Sura Yekka

Personal information
- Full name: Sura Bayoru Yekka
- Date of birth: January 4, 1997 (age 29)
- Place of birth: Toronto, Ontario, Canada
- Height: 1.65 m (5 ft 5 in)
- Position: Right-back

Team information
- Current team: Vancouver Rise
- Number: 4

Youth career
- North Mississauga SC
- Brampton Brams United

College career
- Years: Team / Apps / (Gls)
- 2015–2019: Michigan Wolverines / 69 / (2)

Senior career*
- Years: Team / Apps / (Gls)
- 2020–2021: MSV Duisburg / 14 / (0)
- 2021–2022: Le Havre / 18 / (0)
- 2023: Vittsjö / 12 / (0)
- 2024–2025: Djurgårdens IF / 23 / (2)
- 2026–: Vancouver Rise / 0 / (0)

International career^{‡}
- 2014: Canada U17 / 4 / (0)
- 2014–2016: Canada U20 / 11 / (1)
- 2013–: Canada / 18 / (0)

= Sura Yekka =

Canadian soccer player (born 1997)

Sura Bayoru Yekka (born January 4, 1997) is a Canadian professional soccer player who plays as a right-back for Northern Super League club Vancouver Rise FC and the Canada national team.

==Early life==
Born in Toronto, Canada to Ugandan parents, Yekka began playing soccer at age six with North Mississauga SC. later playing with Brams United. She played for Team Ontario at the 2013 Canada Summer Games, where she was named a tournament all-star. Yekka also excelled in track and field, winning the bronze medal in the 800m at the 2010 U-16 Track and Field National Championships.

==College career==
In 2015, she began attending the University of Michigan, where she played for the women's soccer team. She made her collegiate debut on August 21, 2015, against the Eastern Michigan Eagles and recorded her first career start and first career assist in a 3-0 victory on August 30 against the Detroit Mercy Titans. She was named to the Big Ten All-Freshman team for her debut season. She redshirted the 2016 season, due to her national team commitments. Yekka scored her first collegiate goal on October 6, 2019, against the Nebraska Cornhuskers.

==Club career==
In September 2020, Yekka joined German club MSV Duisburg of the Frauen-Bundesliga.

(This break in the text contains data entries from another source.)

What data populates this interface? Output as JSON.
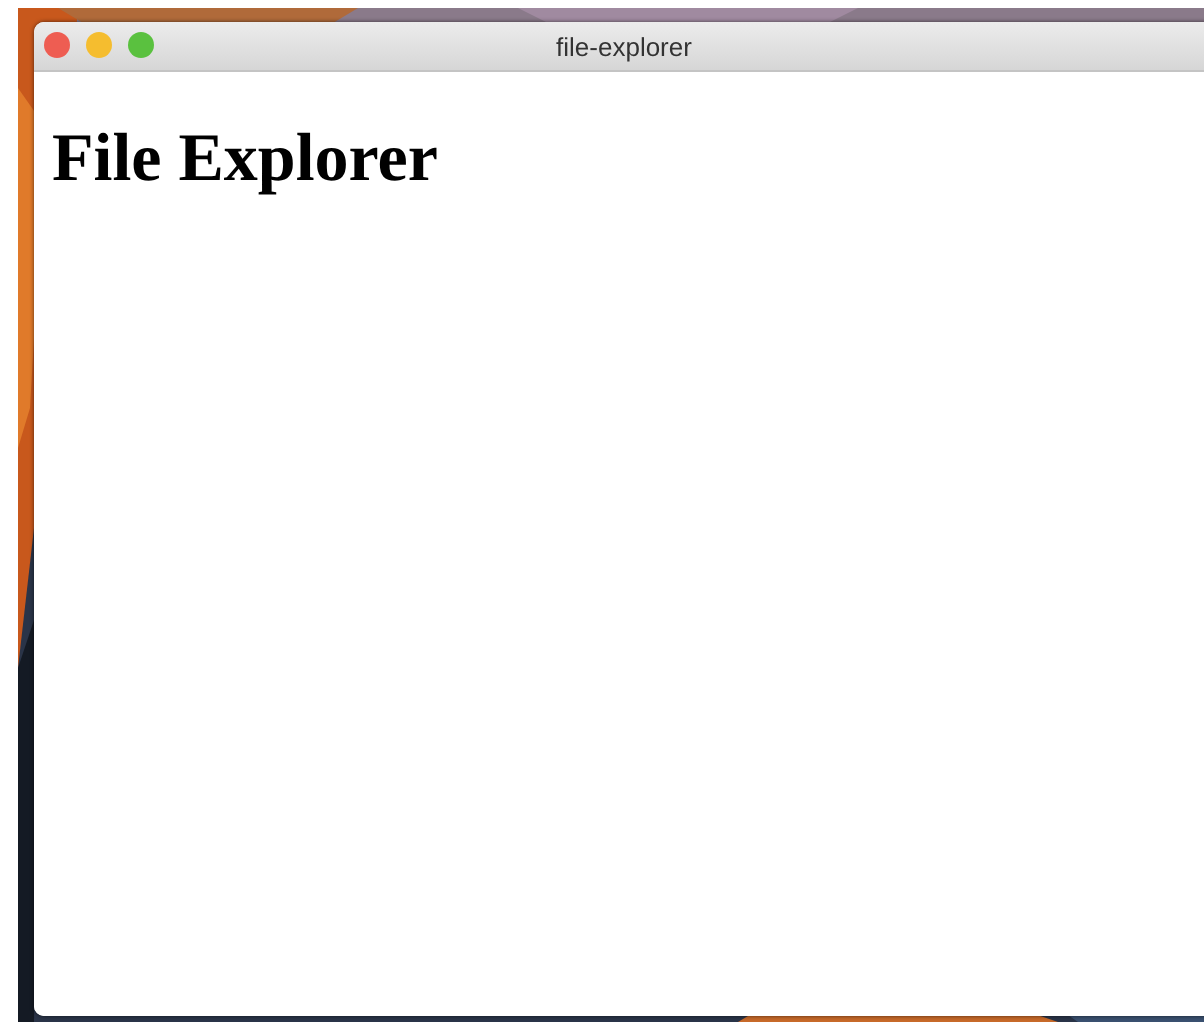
{
  "window": {
    "title": "file-explorer"
  },
  "content": {
    "heading": "File Explorer"
  }
}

In 2021, she joined Le Havre AC in the French Division 2 Féminine. In her first season, she helped them win promotion to the Division 1 Féminine.

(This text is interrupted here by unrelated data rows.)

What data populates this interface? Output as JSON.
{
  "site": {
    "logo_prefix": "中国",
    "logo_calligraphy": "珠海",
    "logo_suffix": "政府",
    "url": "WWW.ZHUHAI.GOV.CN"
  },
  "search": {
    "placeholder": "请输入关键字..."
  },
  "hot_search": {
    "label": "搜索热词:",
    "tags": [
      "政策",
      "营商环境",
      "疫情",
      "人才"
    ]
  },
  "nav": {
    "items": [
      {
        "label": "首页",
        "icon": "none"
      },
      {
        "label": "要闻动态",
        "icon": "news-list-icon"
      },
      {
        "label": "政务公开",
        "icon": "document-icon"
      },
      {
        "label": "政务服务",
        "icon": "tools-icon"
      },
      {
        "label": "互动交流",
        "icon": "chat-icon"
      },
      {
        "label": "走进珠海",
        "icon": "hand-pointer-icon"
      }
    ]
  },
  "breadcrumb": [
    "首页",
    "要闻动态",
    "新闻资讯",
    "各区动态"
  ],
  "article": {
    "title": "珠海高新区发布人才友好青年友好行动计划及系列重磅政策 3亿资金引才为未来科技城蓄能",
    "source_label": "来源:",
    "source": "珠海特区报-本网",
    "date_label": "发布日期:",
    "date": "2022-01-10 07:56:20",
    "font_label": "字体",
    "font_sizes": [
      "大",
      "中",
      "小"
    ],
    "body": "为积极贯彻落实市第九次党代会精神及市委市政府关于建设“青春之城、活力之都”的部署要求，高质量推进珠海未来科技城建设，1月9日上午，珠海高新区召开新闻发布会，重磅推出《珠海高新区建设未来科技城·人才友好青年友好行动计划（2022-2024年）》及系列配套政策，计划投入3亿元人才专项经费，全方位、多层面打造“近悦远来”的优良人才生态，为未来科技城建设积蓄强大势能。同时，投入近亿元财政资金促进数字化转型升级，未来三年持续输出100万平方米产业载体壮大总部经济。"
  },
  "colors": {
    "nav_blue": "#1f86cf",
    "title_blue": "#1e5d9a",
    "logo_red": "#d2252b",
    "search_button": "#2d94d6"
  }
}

In February 2023, she joined Swedish club Vittsjö GIK in the Damallsvenskan on a two-year contract. After one season in Vittsjö GIK, Yekka joined Djurgården on a two-year deal.

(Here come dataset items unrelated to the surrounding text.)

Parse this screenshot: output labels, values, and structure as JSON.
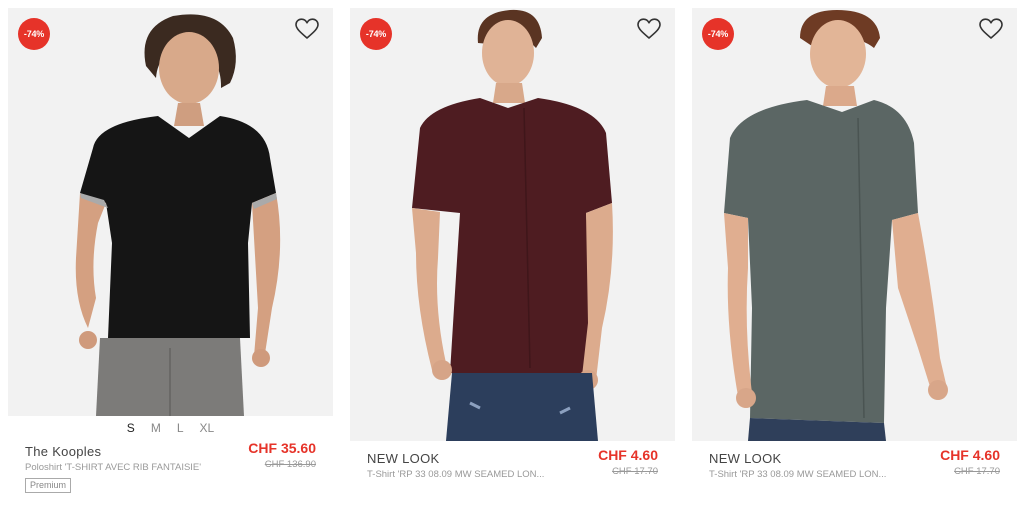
{
  "colors": {
    "accent": "#e63329",
    "background": "#f2f2f2"
  },
  "products": [
    {
      "discount": "-74%",
      "brand": "The Kooples",
      "name": "Poloshirt 'T-SHIRT AVEC RIB FANTAISIE'",
      "price": "CHF 35.60",
      "old_price": "CHF 136.90",
      "tag": "Premium",
      "sizes": [
        "S",
        "M",
        "L",
        "XL"
      ],
      "wishlist_icon": "heart-icon"
    },
    {
      "discount": "-74%",
      "brand": "NEW LOOK",
      "name": "T-Shirt 'RP 33 08.09 MW SEAMED LON...",
      "price": "CHF 4.60",
      "old_price": "CHF 17.70",
      "wishlist_icon": "heart-icon"
    },
    {
      "discount": "-74%",
      "brand": "NEW LOOK",
      "name": "T-Shirt 'RP 33 08.09 MW SEAMED LON...",
      "price": "CHF 4.60",
      "old_price": "CHF 17.70",
      "wishlist_icon": "heart-icon"
    }
  ]
}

In January 2026, she signed with Northern Super League club Vancouver Rise FC, with Rise head coach Anja Heiner-Møller describing her as "a fast-thinking player that is decisive in her actions when defending and a strong player that wins many duels."

==International career==
In December 2012, she made her debut in the Canadian youth program, attending a camp with the Canada U15 team. After attending a couple of more youth camps with the Canada U17 and Canada U20, Yekka was called up to the senior in October 2013, making her senior debut at age sixteen on October 30 against South Korea, without having played in any youth level games before. She earned her second senior cap on November 24 against Mexico, earning rave reviews for her performance in a 0-0 draw. She was named the 2013 Canadian U17 Player of the Year.

After having already made multiple appearances for the senior team in 2013 and early 2014, Yekka made her debut for the youth teams in 2014 appearing in both the 2014 FIFA U-17 Women's World Cup and 2014 FIFA U-20 Women's World Cup. She scored her first international goal on December 6, 2015, scoring the winning goal against Jamaica U20 at the 2015 CONCACAF Women's U-20 Championship. In 2015, Yekka was nominated for the Canadian U20 Player of the Year Award. She also played for the U20s in the 2016 FIFA U-20 Women's World Cup.

==Personal==
Yekka is the daughter of Evelyn Adiru, a track and field athlete who specialized in the 800m and 1500, who represented Uganda at the 1984 Summer Olympics.